Patients with sex cord tumors present with abdominal distention, bloating, pain or pelvic symptoms, and a finding of adnexal mass on imaging. They also may exhibit hormonal manifestations including signs of estrogen excess (precocious puberty, abnormal uterine bleeding) or androgen excess (virilization). The risk for sex cord tumors may be decreased in current or past smokers, in women who have taken oral contraceptive pills, and in multiparous women.

   Laboratory Findings

The diagnosis of sex cord-stromal tumor is made on tissue evaluation at the time of surgery (see eBook Figure 8-11). For any suspected ovarian malignancy, a complete oophorectomy must be performed to prevent potential spread of neoplastic cells. Presumptive diagnosis may be made in a patient with hormonal changes, an adnexal mass on imaging (transpelvic ultrasound), or bimanual exam and elevation of an associated tumor marker. These include the following:

   
AFP
is seen in embryonal carcinoma and polyembryoma and may be seen in immature teratoma, endodermal sinus tumors, mixed germ cell tumors, and Sertoli–Leydig cell tumors.
   
hCG
is seen in embryonal carcinoma, choriocarcinoma, and polyembryoma and may be seen in mixed germ cell tumors and dysgerminoma.
   
LDH
is seen in dysgerminoma and endodermal sinus tumors and may be seen in embryonal carcinoma, choriocarcinoma, immature teratoma, and mixed germ cell tumors.
   
Inhibin
is seen in granulosa cell tumors where both inhibin A and inhibin B should be ordered, and it may be seen in Sertoli–Leydig cell tumors and gonadoblastoma.
   
Estradiol
may be seen in granulosa cell tumors, Sertoli–Leydig cell tumors, gynandroblastoma, immature teratoma, embryonal carcinoma, and dysgerminoma.
   
Testosterone
is elevated when virilization is present in Sertoli–Leydig cell tumors and may also be seen in granulosa cell tumors and gynandroblastoma.
   
Androstenedione
may be seen in gynandroblastoma and Sertoli–Leydig cell tumors.
   
DHEA
may be seen in immature teratoma, gonadoblastoma, and Sertoli– Leydig cell tumors.
   
Müllerian inhibiting substance (MIS)
appears to be a more specific tumor marker for granulosa cell tumors but is not yet available for clinical use.
   
Genetic testing
is not helpful at this time.

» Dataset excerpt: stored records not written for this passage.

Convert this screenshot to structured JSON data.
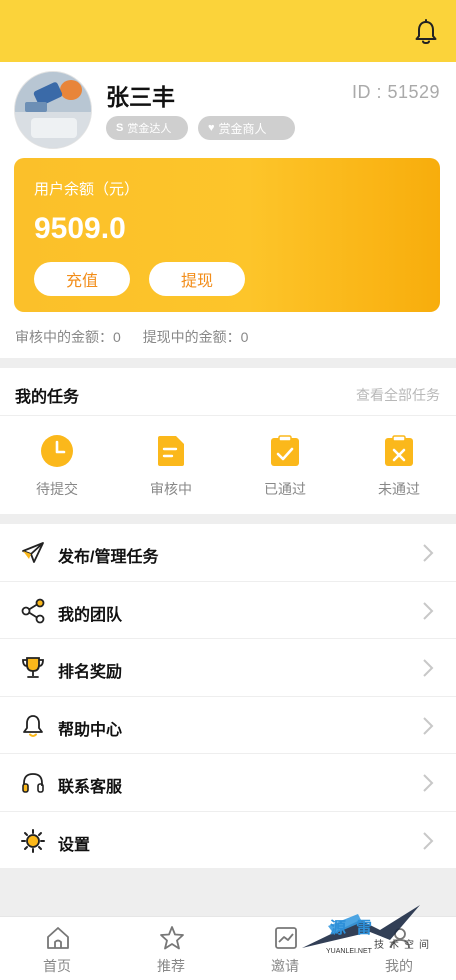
{
  "header": {
    "bg_color": "#fbd33a",
    "icon": "bell-icon"
  },
  "profile": {
    "name": "张三丰",
    "id_text": "ID : 51529",
    "badges": [
      {
        "icon": "s-badge-icon",
        "label": "赏金达人"
      },
      {
        "icon": "heart-icon",
        "label": "赏金商人"
      }
    ]
  },
  "balance": {
    "label": "用户余额（元）",
    "value": "9509.0",
    "recharge_label": "充值",
    "withdraw_label": "提现",
    "card_color": "#fdc52a"
  },
  "pending": {
    "reviewing": "审核中的金额：0",
    "withdrawing": "提现中的金额：0"
  },
  "tasks": {
    "title": "我的任务",
    "view_all": "查看全部任务",
    "items": [
      {
        "icon": "clock-icon",
        "label": "待提交"
      },
      {
        "icon": "document-icon",
        "label": "审核中"
      },
      {
        "icon": "clipboard-check-icon",
        "label": "已通过"
      },
      {
        "icon": "clipboard-x-icon",
        "label": "未通过"
      }
    ]
  },
  "menu": [
    {
      "icon": "paper-plane-icon",
      "label": "发布/管理任务"
    },
    {
      "icon": "share-nodes-icon",
      "label": "我的团队"
    },
    {
      "icon": "trophy-icon",
      "label": "排名奖励"
    },
    {
      "icon": "help-bell-icon",
      "label": "帮助中心"
    },
    {
      "icon": "headset-icon",
      "label": "联系客服"
    },
    {
      "icon": "gear-icon",
      "label": "设置"
    }
  ],
  "tabbar": [
    {
      "icon": "home-icon",
      "label": "首页"
    },
    {
      "icon": "star-icon",
      "label": "推荐"
    },
    {
      "icon": "chart-icon",
      "label": "邀请"
    },
    {
      "icon": "user-icon",
      "label": "我的"
    }
  ],
  "watermark": {
    "main": "源雷",
    "sub": "技术空间",
    "url": "YUANLEI.NET"
  },
  "accent_color": "#fbc02a",
  "button_text_color": "#f28d1a"
}
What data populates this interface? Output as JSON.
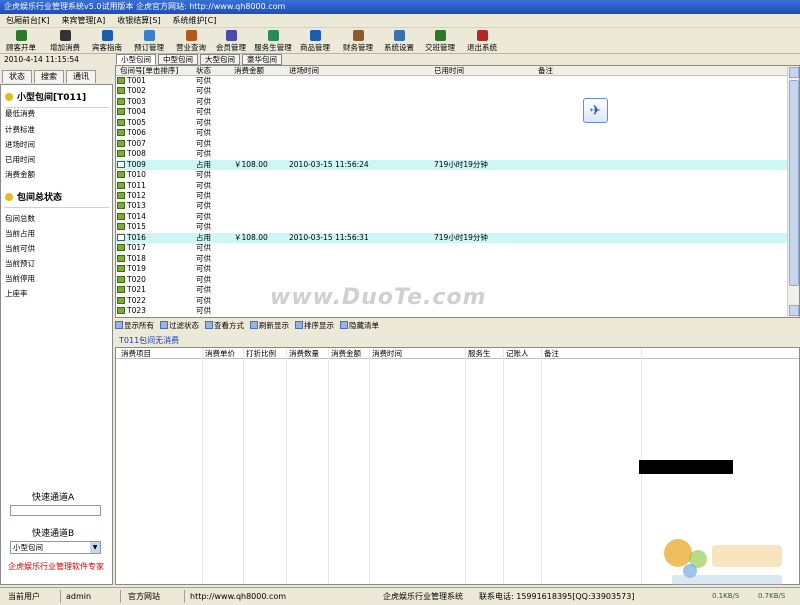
{
  "window": {
    "title": "企虎娱乐行业管理系统v5.0试用版本  企虎官方网站: http://www.qh8000.com"
  },
  "menu": {
    "items": [
      "包厢前台[K]",
      "来宾管理[A]",
      "收银结算[S]",
      "系统维护[C]"
    ]
  },
  "toolbar": {
    "buttons": [
      {
        "label": "顾客开单",
        "icon": "open-bill-icon",
        "color": "#2a7a2a"
      },
      {
        "label": "增加消费",
        "icon": "binoculars-icon",
        "color": "#333333"
      },
      {
        "label": "宾客指南",
        "icon": "speaker-icon",
        "color": "#1c5db0"
      },
      {
        "label": "预订管理",
        "icon": "booking-icon",
        "color": "#3a80c8"
      },
      {
        "label": "营业查询",
        "icon": "query-icon",
        "color": "#b05a1a"
      },
      {
        "label": "会员管理",
        "icon": "member-icon",
        "color": "#4a4aa8"
      },
      {
        "label": "服务生管理",
        "icon": "staff-icon",
        "color": "#2a8a5a"
      },
      {
        "label": "商品管理",
        "icon": "goods-icon",
        "color": "#1c5db0"
      },
      {
        "label": "财务管理",
        "icon": "finance-icon",
        "color": "#8a5a2a"
      },
      {
        "label": "系统设置",
        "icon": "settings-icon",
        "color": "#3a6fb0"
      },
      {
        "label": "交班管理",
        "icon": "shift-icon",
        "color": "#2a7a2a"
      },
      {
        "label": "退出系统",
        "icon": "exit-icon",
        "color": "#b02a2a"
      }
    ]
  },
  "datetime": "2010-4-14 11:15:54",
  "left_tabs": [
    "状态",
    "搜索",
    "通讯"
  ],
  "room_info": {
    "title": "小型包间[T011]",
    "items": [
      "最低消费",
      "计费标准",
      "进场时间",
      "已用时间",
      "消费金额"
    ]
  },
  "room_status": {
    "title": "包间总状态",
    "items": [
      "包间总数",
      "当前占用",
      "当前可供",
      "当前预订",
      "当前停用",
      "上座率"
    ]
  },
  "quick": {
    "a_label": "快速通道A",
    "b_label": "快速通道B",
    "b_value": "小型包间"
  },
  "brand": "企虎娱乐行业管理软件专家",
  "room_tabs": [
    "小型包间",
    "中型包间",
    "大型包间",
    "豪华包间"
  ],
  "grid": {
    "columns": [
      "包间号[单击排序]",
      "状态",
      "消费金额",
      "进场时间",
      "已用时间",
      "备注"
    ],
    "rows": [
      {
        "id": "T001",
        "status": "可供",
        "amount": "",
        "enter": "",
        "used": ""
      },
      {
        "id": "T002",
        "status": "可供",
        "amount": "",
        "enter": "",
        "used": ""
      },
      {
        "id": "T003",
        "status": "可供",
        "amount": "",
        "enter": "",
        "used": ""
      },
      {
        "id": "T004",
        "status": "可供",
        "amount": "",
        "enter": "",
        "used": ""
      },
      {
        "id": "T005",
        "status": "可供",
        "amount": "",
        "enter": "",
        "used": ""
      },
      {
        "id": "T006",
        "status": "可供",
        "amount": "",
        "enter": "",
        "used": ""
      },
      {
        "id": "T007",
        "status": "可供",
        "amount": "",
        "enter": "",
        "used": ""
      },
      {
        "id": "T008",
        "status": "可供",
        "amount": "",
        "enter": "",
        "used": ""
      },
      {
        "id": "T009",
        "status": "占用",
        "amount": "￥108.00",
        "enter": "2010-03-15 11:56:24",
        "used": "719小时19分钟"
      },
      {
        "id": "T010",
        "status": "可供",
        "amount": "",
        "enter": "",
        "used": ""
      },
      {
        "id": "T011",
        "status": "可供",
        "amount": "",
        "enter": "",
        "used": ""
      },
      {
        "id": "T012",
        "status": "可供",
        "amount": "",
        "enter": "",
        "used": ""
      },
      {
        "id": "T013",
        "status": "可供",
        "amount": "",
        "enter": "",
        "used": ""
      },
      {
        "id": "T014",
        "status": "可供",
        "amount": "",
        "enter": "",
        "used": ""
      },
      {
        "id": "T015",
        "status": "可供",
        "amount": "",
        "enter": "",
        "used": ""
      },
      {
        "id": "T016",
        "status": "占用",
        "amount": "￥108.00",
        "enter": "2010-03-15 11:56:31",
        "used": "719小时19分钟"
      },
      {
        "id": "T017",
        "status": "可供",
        "amount": "",
        "enter": "",
        "used": ""
      },
      {
        "id": "T018",
        "status": "可供",
        "amount": "",
        "enter": "",
        "used": ""
      },
      {
        "id": "T019",
        "status": "可供",
        "amount": "",
        "enter": "",
        "used": ""
      },
      {
        "id": "T020",
        "status": "可供",
        "amount": "",
        "enter": "",
        "used": ""
      },
      {
        "id": "T021",
        "status": "可供",
        "amount": "",
        "enter": "",
        "used": ""
      },
      {
        "id": "T022",
        "status": "可供",
        "amount": "",
        "enter": "",
        "used": ""
      },
      {
        "id": "T023",
        "status": "可供",
        "amount": "",
        "enter": "",
        "used": ""
      }
    ]
  },
  "actions": [
    "显示所有",
    "过滤状态",
    "查看方式",
    "刷新显示",
    "排序显示",
    "隐藏清单"
  ],
  "selected_room_status": "T011包间无消费",
  "detail": {
    "columns": [
      "消费项目",
      "消费单价",
      "打折比例",
      "消费数量",
      "消费金额",
      "消费时间",
      "服务生",
      "记账人",
      "备注"
    ]
  },
  "watermark": "www.DuoTe.com",
  "statusbar": {
    "user_label": "当前用户",
    "user": "admin",
    "site_label": "官方网站",
    "site": "http://www.qh8000.com",
    "app": "企虎娱乐行业管理系统",
    "contact": "联系电话: 15991618395[QQ:33903573]",
    "net_down": "0.1KB/S",
    "net_up": "0.7KB/S"
  },
  "colors": {
    "occupied_row": "#cdf6f6",
    "title_bar": "#1c4fb8",
    "brand": "#d40000",
    "status_link": "#1a3fb8"
  }
}
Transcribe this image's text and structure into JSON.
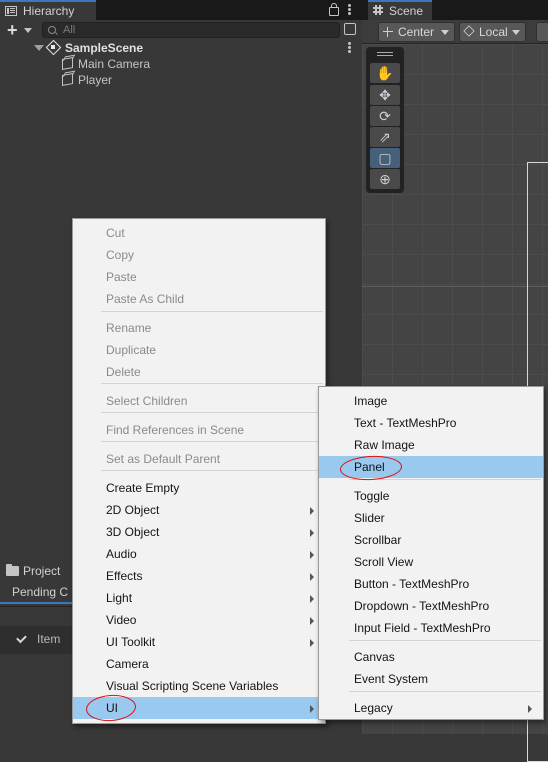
{
  "hierarchy": {
    "tab_label": "Hierarchy",
    "add_label": "+",
    "search_placeholder": "All",
    "scene_name": "SampleScene",
    "objects": [
      "Main Camera",
      "Player"
    ]
  },
  "scene": {
    "tab_label": "Scene",
    "pivot_mode": "Center",
    "pivot_rotation": "Local",
    "tools": [
      "view-tool",
      "move-tool",
      "rotate-tool",
      "scale-tool",
      "rect-tool",
      "transform-tool"
    ],
    "active_tool": "rect-tool"
  },
  "project": {
    "tab_label": "Project",
    "subtab_label": "Pending C",
    "item_label": "Item"
  },
  "context_menu": {
    "items": [
      {
        "label": "Cut",
        "disabled": true
      },
      {
        "label": "Copy",
        "disabled": true
      },
      {
        "label": "Paste",
        "disabled": true
      },
      {
        "label": "Paste As Child",
        "disabled": true
      },
      {
        "label": "Rename",
        "disabled": true
      },
      {
        "label": "Duplicate",
        "disabled": true
      },
      {
        "label": "Delete",
        "disabled": true
      },
      {
        "label": "Select Children",
        "disabled": true
      },
      {
        "label": "Find References in Scene",
        "disabled": true
      },
      {
        "label": "Set as Default Parent",
        "disabled": true
      },
      {
        "label": "Create Empty",
        "disabled": false
      },
      {
        "label": "2D Object",
        "disabled": false,
        "submenu": true
      },
      {
        "label": "3D Object",
        "disabled": false,
        "submenu": true
      },
      {
        "label": "Audio",
        "disabled": false,
        "submenu": true
      },
      {
        "label": "Effects",
        "disabled": false,
        "submenu": true
      },
      {
        "label": "Light",
        "disabled": false,
        "submenu": true
      },
      {
        "label": "Video",
        "disabled": false,
        "submenu": true
      },
      {
        "label": "UI Toolkit",
        "disabled": false,
        "submenu": true
      },
      {
        "label": "Camera",
        "disabled": false
      },
      {
        "label": "Visual Scripting Scene Variables",
        "disabled": false
      },
      {
        "label": "UI",
        "disabled": false,
        "submenu": true,
        "highlighted": true
      }
    ]
  },
  "ui_submenu": {
    "items": [
      {
        "label": "Image"
      },
      {
        "label": "Text - TextMeshPro"
      },
      {
        "label": "Raw Image"
      },
      {
        "label": "Panel",
        "highlighted": true
      },
      {
        "label": "Toggle"
      },
      {
        "label": "Slider"
      },
      {
        "label": "Scrollbar"
      },
      {
        "label": "Scroll View"
      },
      {
        "label": "Button - TextMeshPro"
      },
      {
        "label": "Dropdown - TextMeshPro"
      },
      {
        "label": "Input Field - TextMeshPro"
      },
      {
        "label": "Canvas"
      },
      {
        "label": "Event System"
      },
      {
        "label": "Legacy",
        "submenu": true
      }
    ]
  },
  "colors": {
    "highlight": "#99c9ef",
    "annotation": "#e01010",
    "accent": "#3a79bb"
  }
}
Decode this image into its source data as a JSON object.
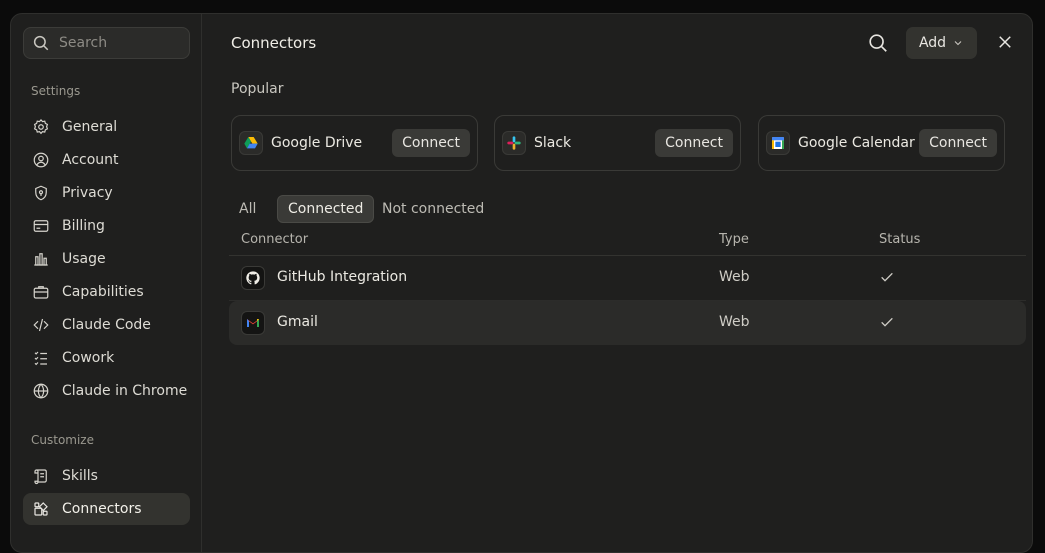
{
  "search": {
    "placeholder": "Search"
  },
  "sidebar": {
    "settings_label": "Settings",
    "settings_items": [
      {
        "label": "General",
        "icon": "gear-icon"
      },
      {
        "label": "Account",
        "icon": "user-circle-icon"
      },
      {
        "label": "Privacy",
        "icon": "shield-icon"
      },
      {
        "label": "Billing",
        "icon": "credit-card-icon"
      },
      {
        "label": "Usage",
        "icon": "bar-chart-icon"
      },
      {
        "label": "Capabilities",
        "icon": "briefcase-icon"
      },
      {
        "label": "Claude Code",
        "icon": "code-icon"
      },
      {
        "label": "Cowork",
        "icon": "checklist-icon"
      },
      {
        "label": "Claude in Chrome",
        "icon": "globe-icon"
      }
    ],
    "customize_label": "Customize",
    "customize_items": [
      {
        "label": "Skills",
        "icon": "scroll-icon"
      },
      {
        "label": "Connectors",
        "icon": "connectors-icon",
        "active": true
      }
    ]
  },
  "header": {
    "title": "Connectors",
    "add_label": "Add"
  },
  "popular": {
    "label": "Popular",
    "items": [
      {
        "name": "Google Drive",
        "icon": "google-drive-icon",
        "action": "Connect"
      },
      {
        "name": "Slack",
        "icon": "slack-icon",
        "action": "Connect"
      },
      {
        "name": "Google Calendar",
        "icon": "google-calendar-icon",
        "action": "Connect"
      }
    ]
  },
  "filters": [
    {
      "label": "All",
      "active": false
    },
    {
      "label": "Connected",
      "active": true
    },
    {
      "label": "Not connected",
      "active": false
    }
  ],
  "table": {
    "columns": [
      "Connector",
      "Type",
      "Status"
    ],
    "rows": [
      {
        "name": "GitHub Integration",
        "icon": "github-icon",
        "type": "Web",
        "status": "connected"
      },
      {
        "name": "Gmail",
        "icon": "gmail-icon",
        "type": "Web",
        "status": "connected"
      }
    ]
  },
  "colors": {
    "background": "#1f1f1e",
    "active_item": "#33332f",
    "button": "#3a3a37"
  }
}
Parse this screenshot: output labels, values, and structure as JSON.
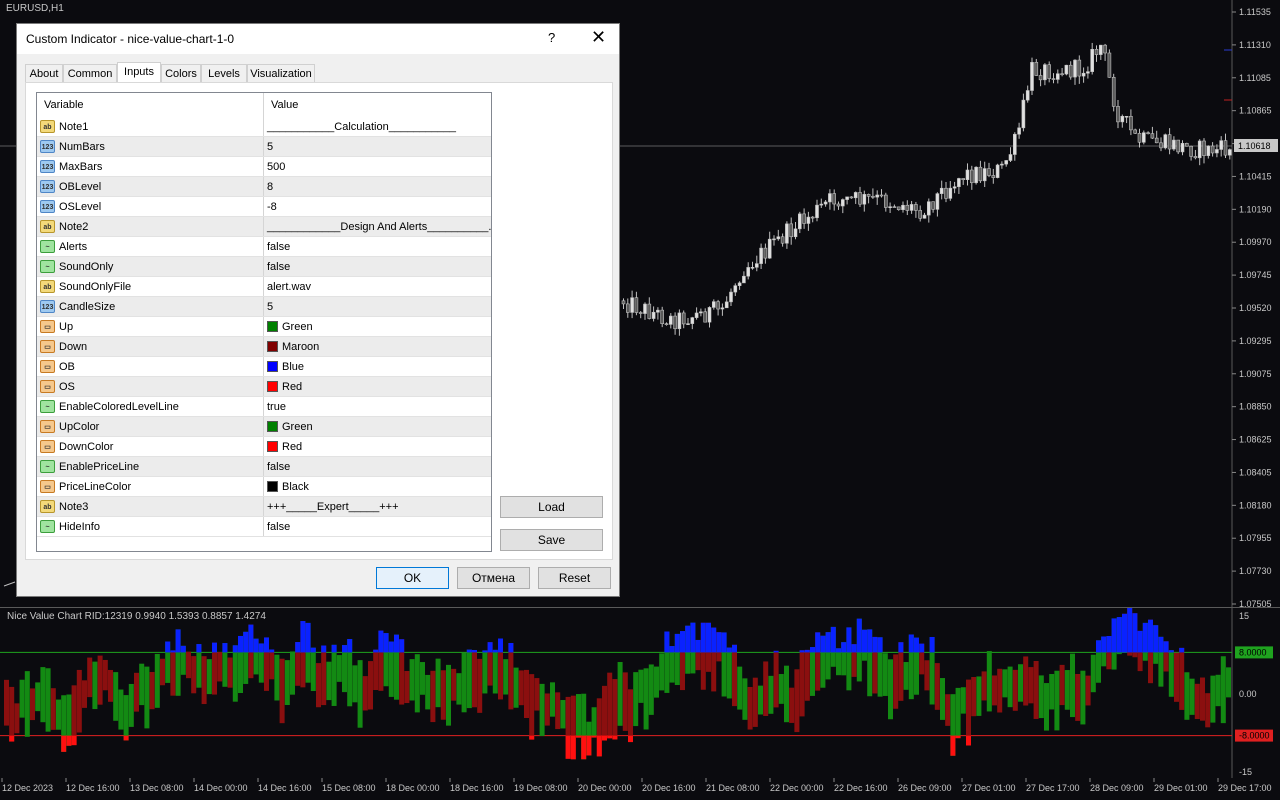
{
  "chart": {
    "symbol_label": "EURUSD,H1",
    "price_labels": [
      "1.11535",
      "1.11310",
      "1.11085",
      "1.10865",
      "1.10618",
      "1.10415",
      "1.10190",
      "1.09970",
      "1.09745",
      "1.09520",
      "1.09295",
      "1.09075",
      "1.08850",
      "1.08625",
      "1.08405",
      "1.08180",
      "1.07955",
      "1.07730",
      "1.07505"
    ],
    "current_price": "1.10618",
    "indicator_title": "Nice Value Chart RID:12319 0.9940 1.5393 0.8857 1.4274",
    "indicator_scale": [
      "15",
      "8.0000",
      "0.00",
      "-8.0000",
      "-15"
    ],
    "time_labels": [
      "12 Dec 2023",
      "12 Dec 16:00",
      "13 Dec 08:00",
      "14 Dec 00:00",
      "14 Dec 16:00",
      "15 Dec 08:00",
      "18 Dec 00:00",
      "18 Dec 16:00",
      "19 Dec 08:00",
      "20 Dec 00:00",
      "20 Dec 16:00",
      "21 Dec 08:00",
      "22 Dec 00:00",
      "22 Dec 16:00",
      "26 Dec 09:00",
      "27 Dec 01:00",
      "27 Dec 17:00",
      "28 Dec 09:00",
      "29 Dec 01:00",
      "29 Dec 17:00"
    ],
    "colors": {
      "background": "#0b0b0f",
      "candle": "#c0c0c0",
      "ob_level": "#1fa31f",
      "os_level": "#e02020",
      "up": "#138a13",
      "down": "#8b0f0f",
      "ob": "#0a22ff",
      "os": "#ff1010"
    }
  },
  "dialog": {
    "title": "Custom Indicator - nice-value-chart-1-0",
    "help": "?",
    "close": "✕",
    "tabs": [
      "About",
      "Common",
      "Inputs",
      "Colors",
      "Levels",
      "Visualization"
    ],
    "active_tab": "Inputs",
    "grid_headers": {
      "variable": "Variable",
      "value": "Value"
    },
    "params": [
      {
        "type": "ab",
        "name": "Note1",
        "value": "___________Calculation___________"
      },
      {
        "type": "123",
        "name": "NumBars",
        "value": "5"
      },
      {
        "type": "123",
        "name": "MaxBars",
        "value": "500"
      },
      {
        "type": "123",
        "name": "OBLevel",
        "value": "8"
      },
      {
        "type": "123",
        "name": "OSLevel",
        "value": "-8"
      },
      {
        "type": "ab",
        "name": "Note2",
        "value": "____________Design And Alerts__________..."
      },
      {
        "type": "bool",
        "name": "Alerts",
        "value": "false"
      },
      {
        "type": "bool",
        "name": "SoundOnly",
        "value": "false"
      },
      {
        "type": "ab",
        "name": "SoundOnlyFile",
        "value": "alert.wav"
      },
      {
        "type": "123",
        "name": "CandleSize",
        "value": "5"
      },
      {
        "type": "color",
        "name": "Up",
        "value": "Green",
        "color": "#008000"
      },
      {
        "type": "color",
        "name": "Down",
        "value": "Maroon",
        "color": "#800000"
      },
      {
        "type": "color",
        "name": "OB",
        "value": "Blue",
        "color": "#0000ff"
      },
      {
        "type": "color",
        "name": "OS",
        "value": "Red",
        "color": "#ff0000"
      },
      {
        "type": "bool",
        "name": "EnableColoredLevelLine",
        "value": "true"
      },
      {
        "type": "color",
        "name": "UpColor",
        "value": "Green",
        "color": "#008000"
      },
      {
        "type": "color",
        "name": "DownColor",
        "value": "Red",
        "color": "#ff0000"
      },
      {
        "type": "bool",
        "name": "EnablePriceLine",
        "value": "false"
      },
      {
        "type": "color",
        "name": "PriceLineColor",
        "value": "Black",
        "color": "#000000"
      },
      {
        "type": "ab",
        "name": "Note3",
        "value": "+++_____Expert_____+++"
      },
      {
        "type": "bool",
        "name": "HideInfo",
        "value": "false"
      }
    ],
    "buttons": {
      "load": "Load",
      "save": "Save",
      "ok": "OK",
      "cancel": "Отмена",
      "reset": "Reset"
    }
  }
}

Sex cord-stromal neoplasms have no known association with BRCA1 or BRCA2. Studies have shown a somatic mutation in
FOXL2
, a gene that encodes a transcription factor, may be associated with granulosa cell tumors, and somatic mutations affecting the RNase IIIb domain of
DICER1
may be associated with Sertoli–Leydig cell tumors.